Leisure centres would be able to exclude trans women from female-only fitness classes because of the amount of physical contact involved, it states.

The EHRC also gives an example of a community centre with male and female toilets whose users say they would note “that they would not use the centre if the toilets were open to members of the opposite biological sex, for reasons of privacy and dignity or because of their religious belief”.

The guidance adds: “It decides to introduce an additional gender-neutral toilet. It puts up signs telling all users that they may use either the toilet for their biological sex or to use the gender neutral toilet if they feel more comfortable doing so.”

Balance the needs of all users

The EHRC adds that you can provide a service to one sex only if providing it jointly would “not be sufficiently effective”.

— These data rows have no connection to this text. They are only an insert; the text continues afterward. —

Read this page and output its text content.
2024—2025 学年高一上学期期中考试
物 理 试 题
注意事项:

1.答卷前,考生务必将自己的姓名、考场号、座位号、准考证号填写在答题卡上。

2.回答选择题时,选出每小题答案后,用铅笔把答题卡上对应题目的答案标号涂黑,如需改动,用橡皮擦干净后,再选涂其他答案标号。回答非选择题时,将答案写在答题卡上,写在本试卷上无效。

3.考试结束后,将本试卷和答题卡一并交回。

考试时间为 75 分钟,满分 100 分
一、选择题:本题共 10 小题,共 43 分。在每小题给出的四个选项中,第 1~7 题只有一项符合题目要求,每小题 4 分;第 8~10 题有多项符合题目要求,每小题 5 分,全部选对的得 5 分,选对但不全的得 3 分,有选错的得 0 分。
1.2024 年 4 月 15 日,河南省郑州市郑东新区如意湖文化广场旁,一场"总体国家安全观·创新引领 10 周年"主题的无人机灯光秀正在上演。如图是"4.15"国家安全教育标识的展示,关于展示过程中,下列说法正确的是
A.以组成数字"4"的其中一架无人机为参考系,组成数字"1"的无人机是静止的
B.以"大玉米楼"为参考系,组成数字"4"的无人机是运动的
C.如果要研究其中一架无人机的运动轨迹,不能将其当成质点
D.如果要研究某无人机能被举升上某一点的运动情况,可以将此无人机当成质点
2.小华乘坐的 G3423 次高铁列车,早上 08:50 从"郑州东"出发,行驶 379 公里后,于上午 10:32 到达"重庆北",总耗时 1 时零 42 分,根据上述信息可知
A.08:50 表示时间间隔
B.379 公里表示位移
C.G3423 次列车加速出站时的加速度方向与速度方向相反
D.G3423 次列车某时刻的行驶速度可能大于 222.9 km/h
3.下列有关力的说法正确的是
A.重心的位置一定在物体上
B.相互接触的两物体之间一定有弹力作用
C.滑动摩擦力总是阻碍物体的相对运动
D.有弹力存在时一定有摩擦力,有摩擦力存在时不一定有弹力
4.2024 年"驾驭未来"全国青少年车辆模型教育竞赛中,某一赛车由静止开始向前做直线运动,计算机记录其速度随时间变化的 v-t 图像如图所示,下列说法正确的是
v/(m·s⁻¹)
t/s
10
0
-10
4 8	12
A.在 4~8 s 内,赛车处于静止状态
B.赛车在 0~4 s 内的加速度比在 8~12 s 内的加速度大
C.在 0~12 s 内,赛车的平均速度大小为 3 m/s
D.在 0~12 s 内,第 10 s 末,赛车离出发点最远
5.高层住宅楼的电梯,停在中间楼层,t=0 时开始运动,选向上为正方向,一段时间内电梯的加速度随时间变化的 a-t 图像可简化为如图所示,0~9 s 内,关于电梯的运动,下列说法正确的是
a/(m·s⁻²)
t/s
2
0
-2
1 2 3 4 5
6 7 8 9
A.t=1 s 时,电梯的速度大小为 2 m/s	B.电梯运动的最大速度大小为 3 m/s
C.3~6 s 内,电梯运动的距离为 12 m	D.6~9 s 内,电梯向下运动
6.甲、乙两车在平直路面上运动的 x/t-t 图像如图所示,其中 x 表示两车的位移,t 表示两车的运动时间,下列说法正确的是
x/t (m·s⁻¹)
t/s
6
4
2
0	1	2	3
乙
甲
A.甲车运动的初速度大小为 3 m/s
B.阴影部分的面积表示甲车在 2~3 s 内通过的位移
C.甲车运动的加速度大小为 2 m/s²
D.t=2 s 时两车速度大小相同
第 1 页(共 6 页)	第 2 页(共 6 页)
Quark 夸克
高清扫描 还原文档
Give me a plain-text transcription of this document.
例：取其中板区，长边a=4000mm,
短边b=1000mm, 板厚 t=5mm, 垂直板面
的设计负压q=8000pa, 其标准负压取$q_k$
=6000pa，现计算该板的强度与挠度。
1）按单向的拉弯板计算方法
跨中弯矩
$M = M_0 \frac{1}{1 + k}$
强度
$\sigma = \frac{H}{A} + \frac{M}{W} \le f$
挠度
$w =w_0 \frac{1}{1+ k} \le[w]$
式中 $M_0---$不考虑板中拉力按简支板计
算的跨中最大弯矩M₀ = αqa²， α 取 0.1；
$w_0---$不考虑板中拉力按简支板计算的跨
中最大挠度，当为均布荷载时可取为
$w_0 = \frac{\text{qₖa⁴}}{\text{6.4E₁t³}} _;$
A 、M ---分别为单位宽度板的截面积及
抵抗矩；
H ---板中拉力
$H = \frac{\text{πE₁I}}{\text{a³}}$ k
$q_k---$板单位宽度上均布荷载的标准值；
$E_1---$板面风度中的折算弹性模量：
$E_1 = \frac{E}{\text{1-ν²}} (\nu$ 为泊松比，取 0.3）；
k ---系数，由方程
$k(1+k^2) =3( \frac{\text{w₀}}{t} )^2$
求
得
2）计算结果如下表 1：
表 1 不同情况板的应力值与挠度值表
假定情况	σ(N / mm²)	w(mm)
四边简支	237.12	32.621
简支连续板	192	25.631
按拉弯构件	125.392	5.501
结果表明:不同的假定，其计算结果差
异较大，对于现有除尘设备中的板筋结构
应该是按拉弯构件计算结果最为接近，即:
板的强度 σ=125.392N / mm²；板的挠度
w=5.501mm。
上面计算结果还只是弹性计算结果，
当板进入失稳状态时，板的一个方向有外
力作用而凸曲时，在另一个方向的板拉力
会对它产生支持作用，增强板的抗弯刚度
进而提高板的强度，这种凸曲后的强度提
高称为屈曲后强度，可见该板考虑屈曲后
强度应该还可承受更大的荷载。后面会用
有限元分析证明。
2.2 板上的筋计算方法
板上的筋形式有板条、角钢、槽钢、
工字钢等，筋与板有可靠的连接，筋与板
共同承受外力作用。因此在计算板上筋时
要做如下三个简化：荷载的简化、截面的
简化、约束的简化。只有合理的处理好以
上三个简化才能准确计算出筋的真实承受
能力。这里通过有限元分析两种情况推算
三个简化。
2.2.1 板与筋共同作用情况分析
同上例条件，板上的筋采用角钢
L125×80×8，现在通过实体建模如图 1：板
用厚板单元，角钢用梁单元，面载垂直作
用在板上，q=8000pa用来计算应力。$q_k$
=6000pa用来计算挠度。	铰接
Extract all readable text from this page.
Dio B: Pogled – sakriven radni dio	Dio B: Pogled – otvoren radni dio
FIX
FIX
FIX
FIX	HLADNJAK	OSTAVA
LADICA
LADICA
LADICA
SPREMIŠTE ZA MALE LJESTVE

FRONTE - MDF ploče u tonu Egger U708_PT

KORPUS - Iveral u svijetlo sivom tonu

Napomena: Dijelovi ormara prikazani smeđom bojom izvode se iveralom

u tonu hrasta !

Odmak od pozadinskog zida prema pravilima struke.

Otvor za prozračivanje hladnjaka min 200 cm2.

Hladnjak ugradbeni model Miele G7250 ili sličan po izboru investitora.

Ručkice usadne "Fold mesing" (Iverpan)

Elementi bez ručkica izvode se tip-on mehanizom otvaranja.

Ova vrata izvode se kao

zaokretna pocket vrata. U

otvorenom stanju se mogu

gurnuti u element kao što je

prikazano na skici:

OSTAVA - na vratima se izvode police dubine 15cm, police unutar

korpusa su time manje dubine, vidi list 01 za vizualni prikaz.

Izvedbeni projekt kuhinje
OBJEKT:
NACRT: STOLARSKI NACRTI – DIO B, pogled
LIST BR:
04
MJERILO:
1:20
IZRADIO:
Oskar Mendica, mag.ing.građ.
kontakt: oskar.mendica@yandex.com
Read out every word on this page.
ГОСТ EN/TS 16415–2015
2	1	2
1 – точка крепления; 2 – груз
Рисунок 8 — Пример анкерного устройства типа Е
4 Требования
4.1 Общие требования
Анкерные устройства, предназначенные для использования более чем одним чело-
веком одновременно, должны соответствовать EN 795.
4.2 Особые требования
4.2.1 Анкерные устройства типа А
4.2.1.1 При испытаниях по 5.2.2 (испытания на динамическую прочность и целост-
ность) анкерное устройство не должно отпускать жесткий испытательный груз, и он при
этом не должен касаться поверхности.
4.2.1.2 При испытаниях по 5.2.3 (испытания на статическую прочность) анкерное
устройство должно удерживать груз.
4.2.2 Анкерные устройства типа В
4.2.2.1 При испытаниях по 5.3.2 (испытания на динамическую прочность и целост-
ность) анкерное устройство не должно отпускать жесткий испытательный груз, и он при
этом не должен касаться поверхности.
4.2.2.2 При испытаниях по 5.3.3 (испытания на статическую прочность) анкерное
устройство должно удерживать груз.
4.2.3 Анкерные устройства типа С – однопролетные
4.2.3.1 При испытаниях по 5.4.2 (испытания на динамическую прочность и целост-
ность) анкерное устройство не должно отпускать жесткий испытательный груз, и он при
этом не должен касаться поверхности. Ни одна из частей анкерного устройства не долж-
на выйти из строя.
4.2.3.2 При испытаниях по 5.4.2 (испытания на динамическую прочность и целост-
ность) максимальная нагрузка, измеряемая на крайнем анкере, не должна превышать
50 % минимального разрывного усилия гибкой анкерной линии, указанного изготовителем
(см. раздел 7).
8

An example given is “if women of a particular religion or belief will not use the local swimming pool at the same time as men, women-only swimming sessions could be provided as well as mainly-mixed sessions”.

The guidance applies whether or not the individual has a Gender Recognition Certificate to show that they have legally changed gender, the guide states.

But service providers are warned that they are required to balance the needs of all users.

Excluding a trans person from that service might be unlawful if it cannot be shown that it is a “proportionate means of achieving a legitimate aim”, the EHRC says.

Both sex and gender reassignment are characteristics protected under the Equality Act 2010, which protect people from harassment and discrimination.